Widescreen | Crocker Art Museum
Widescreen, 2009.
Daniel Douke (American, born 1943)
Oil and acrylic on canvas stretched over wood, 21 3/4 x 23 x 9 in. Crocker Art Museum, gift of Samantha Schmitt, 2009.84.

In 2003, SF Gate columnist Mark Morford ranted about Apple product packaging, “No screaming colors and no garish cartoon graphics and no massive corporate logo . . . what . . . does Apple think they’re hawking here, art?”(1)

Los Angeles artist Daniel Douke certainly thinks so. Douke first emerged on the art scene in the mid-1970s as a Photorealist painter, but he quickly brought to the movement his own innovation of Material Illusionism, creating three-dimensional wood frames on which he stretched canvas and proceeded to paint renderings of shipping boxes. He created a perfect sculptural illusion of used and abused cardboard, clutter for the discard heap, and not the subject of art.
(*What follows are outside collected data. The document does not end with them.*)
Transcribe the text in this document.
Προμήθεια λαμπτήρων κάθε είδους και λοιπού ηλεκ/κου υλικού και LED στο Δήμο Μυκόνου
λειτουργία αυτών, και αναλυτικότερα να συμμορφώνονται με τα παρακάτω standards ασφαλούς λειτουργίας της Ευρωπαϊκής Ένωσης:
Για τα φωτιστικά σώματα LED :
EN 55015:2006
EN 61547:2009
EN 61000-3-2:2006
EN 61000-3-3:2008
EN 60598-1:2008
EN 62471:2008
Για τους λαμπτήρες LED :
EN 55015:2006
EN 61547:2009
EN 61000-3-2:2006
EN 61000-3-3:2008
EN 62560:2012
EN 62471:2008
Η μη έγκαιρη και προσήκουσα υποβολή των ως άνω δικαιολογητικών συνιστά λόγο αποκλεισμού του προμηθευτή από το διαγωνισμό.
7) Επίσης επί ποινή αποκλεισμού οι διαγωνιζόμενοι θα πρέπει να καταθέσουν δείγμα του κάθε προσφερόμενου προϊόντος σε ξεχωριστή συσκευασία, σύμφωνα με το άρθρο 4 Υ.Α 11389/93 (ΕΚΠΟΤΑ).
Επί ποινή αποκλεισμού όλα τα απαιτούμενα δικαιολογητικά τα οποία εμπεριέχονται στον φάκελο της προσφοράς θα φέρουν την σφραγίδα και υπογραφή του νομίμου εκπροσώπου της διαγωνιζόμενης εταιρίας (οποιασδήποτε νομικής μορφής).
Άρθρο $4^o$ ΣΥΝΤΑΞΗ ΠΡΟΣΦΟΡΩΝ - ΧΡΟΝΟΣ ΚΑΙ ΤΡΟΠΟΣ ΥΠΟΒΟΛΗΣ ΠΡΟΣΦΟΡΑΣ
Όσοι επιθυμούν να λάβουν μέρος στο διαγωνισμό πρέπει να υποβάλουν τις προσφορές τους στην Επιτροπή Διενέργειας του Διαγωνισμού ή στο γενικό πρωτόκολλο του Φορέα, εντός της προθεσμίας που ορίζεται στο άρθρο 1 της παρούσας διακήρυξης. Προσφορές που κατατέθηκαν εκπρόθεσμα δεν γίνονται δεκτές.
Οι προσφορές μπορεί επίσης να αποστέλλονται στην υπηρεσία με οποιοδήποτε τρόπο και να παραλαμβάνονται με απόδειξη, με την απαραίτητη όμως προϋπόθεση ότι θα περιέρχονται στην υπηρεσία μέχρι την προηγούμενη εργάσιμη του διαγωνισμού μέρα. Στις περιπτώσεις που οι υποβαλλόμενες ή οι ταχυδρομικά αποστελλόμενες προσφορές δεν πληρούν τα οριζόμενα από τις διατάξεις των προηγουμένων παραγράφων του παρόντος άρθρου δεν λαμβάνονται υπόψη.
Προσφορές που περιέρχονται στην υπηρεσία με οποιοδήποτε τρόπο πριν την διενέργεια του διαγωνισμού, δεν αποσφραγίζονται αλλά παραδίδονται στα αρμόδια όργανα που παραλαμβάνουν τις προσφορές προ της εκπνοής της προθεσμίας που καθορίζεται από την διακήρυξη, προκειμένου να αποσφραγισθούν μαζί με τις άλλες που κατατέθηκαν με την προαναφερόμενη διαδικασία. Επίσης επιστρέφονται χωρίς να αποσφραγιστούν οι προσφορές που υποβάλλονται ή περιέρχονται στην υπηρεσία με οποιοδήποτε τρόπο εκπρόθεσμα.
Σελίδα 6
In the 1980s, Douke changed his focus to rendering trompe l'oeil paintings of scrap metal, but in the 1990s, the emerging emphasis on full-color graphics and corporate branding brought him back to the box. “A little later the computer came along, and I was really fascinated by the way it was packaged and sent out, and all of the implications that held.”(2) Indeed, the internet is rife with testimonials to the joy of opening a new Apple product; the packaging as much as the product itself has become the fetish object.

Douke’s paintings are thus objects of desire. He always begins with an actual model then makes the three-dimensional stretcher bar for the canvas to size. In most cases he is faithful to the model, but does at times deviate. The canvas is made as smooth as possible with multiple coats of paint primer, and with the model before him at all times, he proceeds to draw details onto the canvas before painting what he sees with airbrush and minute brushes. In Widescreen, everything that meets the eye is paint on canvas, from the mimicry of labels to clear packing tape.

(1) Mark Morford, “Lick Me, I’m a Macintosh,” SFGate.com, 1 October 2003.

(2) Belinda Grace Gardner, interview with Dan Douke, Sein & Schein: Beyond Appearance. (Hamburg, Germany: LEVY Galerie, 2009), 36.